News media are at a point of historic transition. The conjuncture of digital and social media is merging the roles of readers and providers. Readers are increasingly participating in the news media cycle, where news are written, published, commented, associated with other news, improved, and published again. More than ever, the future of news depends on harnessing the participation of readers in the global process of production and consumption of news.

Many new sites and bloggers try to bind their readers to the news sites using different approaches and means. Usually, the comments are the most participated but, the “like” or the “+1” used in social networks are also increasing their spread among news media. Other less, participated means are the connections to and from blogs, or even the editing of short stories as in Scoop (www.scoop.it). Given this quantity of links, connections and information provided by readers, it would be losing an opportunity if news producers wouldn’t take advance of this information in order to better understand reader’s needs, interests in order for further development of the stories or even improvements.

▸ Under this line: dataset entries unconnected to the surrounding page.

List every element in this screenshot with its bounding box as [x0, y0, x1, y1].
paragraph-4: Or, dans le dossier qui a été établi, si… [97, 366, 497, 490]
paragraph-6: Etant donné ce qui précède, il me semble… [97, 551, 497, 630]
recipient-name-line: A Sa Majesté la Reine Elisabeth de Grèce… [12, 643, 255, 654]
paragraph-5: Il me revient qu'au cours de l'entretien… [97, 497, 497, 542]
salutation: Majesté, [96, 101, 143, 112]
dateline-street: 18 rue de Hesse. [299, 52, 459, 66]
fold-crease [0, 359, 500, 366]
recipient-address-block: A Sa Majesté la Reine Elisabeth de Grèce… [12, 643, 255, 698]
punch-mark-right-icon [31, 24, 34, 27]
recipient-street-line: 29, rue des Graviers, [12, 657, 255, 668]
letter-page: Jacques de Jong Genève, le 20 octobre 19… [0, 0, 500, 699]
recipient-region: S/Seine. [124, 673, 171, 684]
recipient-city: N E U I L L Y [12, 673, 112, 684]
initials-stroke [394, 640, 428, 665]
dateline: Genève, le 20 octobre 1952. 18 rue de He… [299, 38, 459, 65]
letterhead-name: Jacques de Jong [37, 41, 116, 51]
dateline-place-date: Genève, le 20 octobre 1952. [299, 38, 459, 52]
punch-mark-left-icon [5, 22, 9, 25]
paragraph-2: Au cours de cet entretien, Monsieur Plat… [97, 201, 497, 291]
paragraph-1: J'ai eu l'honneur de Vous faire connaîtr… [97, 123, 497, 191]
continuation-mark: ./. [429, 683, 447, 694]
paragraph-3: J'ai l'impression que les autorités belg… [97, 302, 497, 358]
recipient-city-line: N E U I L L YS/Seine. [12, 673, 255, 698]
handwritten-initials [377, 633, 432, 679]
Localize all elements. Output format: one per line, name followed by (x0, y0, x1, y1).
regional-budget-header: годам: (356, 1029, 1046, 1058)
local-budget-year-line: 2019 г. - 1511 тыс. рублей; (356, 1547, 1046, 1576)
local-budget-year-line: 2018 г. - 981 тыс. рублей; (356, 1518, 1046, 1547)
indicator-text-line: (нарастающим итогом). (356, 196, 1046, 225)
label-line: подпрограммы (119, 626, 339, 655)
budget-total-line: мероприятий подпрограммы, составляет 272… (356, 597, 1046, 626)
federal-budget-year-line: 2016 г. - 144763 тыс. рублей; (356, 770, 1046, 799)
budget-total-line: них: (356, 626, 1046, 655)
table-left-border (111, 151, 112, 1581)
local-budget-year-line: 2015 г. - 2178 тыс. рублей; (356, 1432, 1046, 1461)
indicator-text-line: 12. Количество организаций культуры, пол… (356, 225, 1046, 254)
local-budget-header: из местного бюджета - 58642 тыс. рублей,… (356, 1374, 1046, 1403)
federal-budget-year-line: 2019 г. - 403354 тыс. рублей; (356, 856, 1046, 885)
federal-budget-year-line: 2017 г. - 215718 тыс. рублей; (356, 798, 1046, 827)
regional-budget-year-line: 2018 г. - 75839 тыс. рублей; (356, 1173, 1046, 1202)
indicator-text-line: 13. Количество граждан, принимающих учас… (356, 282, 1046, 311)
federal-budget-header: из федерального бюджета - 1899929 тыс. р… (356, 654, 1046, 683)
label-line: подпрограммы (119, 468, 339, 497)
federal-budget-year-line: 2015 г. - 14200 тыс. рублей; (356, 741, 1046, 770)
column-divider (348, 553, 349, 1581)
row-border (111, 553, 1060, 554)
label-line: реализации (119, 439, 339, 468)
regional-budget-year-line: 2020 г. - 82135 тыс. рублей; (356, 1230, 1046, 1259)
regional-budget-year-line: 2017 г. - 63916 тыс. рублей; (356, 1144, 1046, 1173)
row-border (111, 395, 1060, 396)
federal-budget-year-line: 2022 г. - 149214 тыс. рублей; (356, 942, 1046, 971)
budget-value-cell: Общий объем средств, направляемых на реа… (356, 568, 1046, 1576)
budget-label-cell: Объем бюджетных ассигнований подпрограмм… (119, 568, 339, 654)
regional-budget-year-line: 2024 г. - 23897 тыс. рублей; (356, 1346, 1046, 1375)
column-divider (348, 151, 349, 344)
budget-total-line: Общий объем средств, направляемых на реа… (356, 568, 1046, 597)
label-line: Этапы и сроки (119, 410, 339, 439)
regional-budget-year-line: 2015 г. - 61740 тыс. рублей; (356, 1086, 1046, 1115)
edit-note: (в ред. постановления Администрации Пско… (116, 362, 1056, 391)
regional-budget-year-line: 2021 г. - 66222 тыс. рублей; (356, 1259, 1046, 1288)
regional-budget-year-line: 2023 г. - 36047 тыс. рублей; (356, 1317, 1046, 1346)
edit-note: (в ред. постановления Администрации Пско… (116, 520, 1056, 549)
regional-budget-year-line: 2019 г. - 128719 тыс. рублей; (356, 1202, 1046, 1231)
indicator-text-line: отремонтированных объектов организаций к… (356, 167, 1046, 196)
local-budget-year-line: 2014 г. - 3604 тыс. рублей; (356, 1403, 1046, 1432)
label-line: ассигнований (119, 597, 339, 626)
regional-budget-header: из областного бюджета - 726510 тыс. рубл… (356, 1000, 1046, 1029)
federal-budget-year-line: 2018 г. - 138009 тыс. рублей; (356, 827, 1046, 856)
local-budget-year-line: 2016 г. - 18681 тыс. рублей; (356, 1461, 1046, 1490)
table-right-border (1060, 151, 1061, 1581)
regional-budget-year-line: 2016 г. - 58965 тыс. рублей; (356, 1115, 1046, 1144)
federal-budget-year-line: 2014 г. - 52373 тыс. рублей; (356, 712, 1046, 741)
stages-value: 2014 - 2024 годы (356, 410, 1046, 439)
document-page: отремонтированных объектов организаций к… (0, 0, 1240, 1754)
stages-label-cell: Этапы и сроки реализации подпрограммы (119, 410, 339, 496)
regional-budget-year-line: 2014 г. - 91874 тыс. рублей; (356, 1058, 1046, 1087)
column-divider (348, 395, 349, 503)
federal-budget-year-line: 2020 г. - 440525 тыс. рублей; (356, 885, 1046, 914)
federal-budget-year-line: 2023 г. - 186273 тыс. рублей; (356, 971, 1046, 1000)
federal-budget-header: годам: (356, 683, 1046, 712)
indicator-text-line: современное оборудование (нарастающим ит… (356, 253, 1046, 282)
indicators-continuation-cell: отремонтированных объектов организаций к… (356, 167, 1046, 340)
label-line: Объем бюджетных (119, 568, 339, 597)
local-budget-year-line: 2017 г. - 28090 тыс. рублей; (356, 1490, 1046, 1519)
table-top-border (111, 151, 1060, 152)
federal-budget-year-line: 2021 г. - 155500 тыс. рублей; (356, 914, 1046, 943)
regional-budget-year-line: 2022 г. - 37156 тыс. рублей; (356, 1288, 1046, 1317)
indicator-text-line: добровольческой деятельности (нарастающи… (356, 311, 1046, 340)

In this article we present and describe the Breadcrumbs system whose goal is to capitalize on the participation of the general public in the production of news by creating bridges between online news and the “Social Web” while stepping over the traditional techniques of natural language processing and its associated complexity. The project builds on the use of Social Web tools that we created for gathering the opinions of readers for the news that are interesting to them, and then creating a semantically organized model of the readers’ opinions. In particular, Breadcrumbs focuses on:

  • 1.

    Collecting news fragments from the Web.

  • 2.

    Semi-automatically organizing those fragments.

  • 3.

    Aggregating the fragments across readers and building the social network of news.

  • 4.

    Anonymously inferring relationships between readers.

  • 5.

    Inferring relationships between news.

In order to accomplish these tasks, we use various inference and interaction approaches. We combine automatic and user-mediated approaches to yield better results than either approach in isolation – our rationale is: automatic mechanisms can handle extremely large amounts of data, and people can provide insights which are difficult to identify with automatic mechanisms.

The remaining of this article is structured as follows: in this next section we describe our insight in creating the Breadcrumbs system and try to ground our beliefs in what concerns the viability and opportunity of a social network formed by news clips. In section 1 we detail some of the most important concepts to prepare the reader to understand the state of the art in the area. Section 2 is devoted to the full description of our system, which is then analysed through several tests described in section 3, along with our findings. In section 4 we present our conclusions.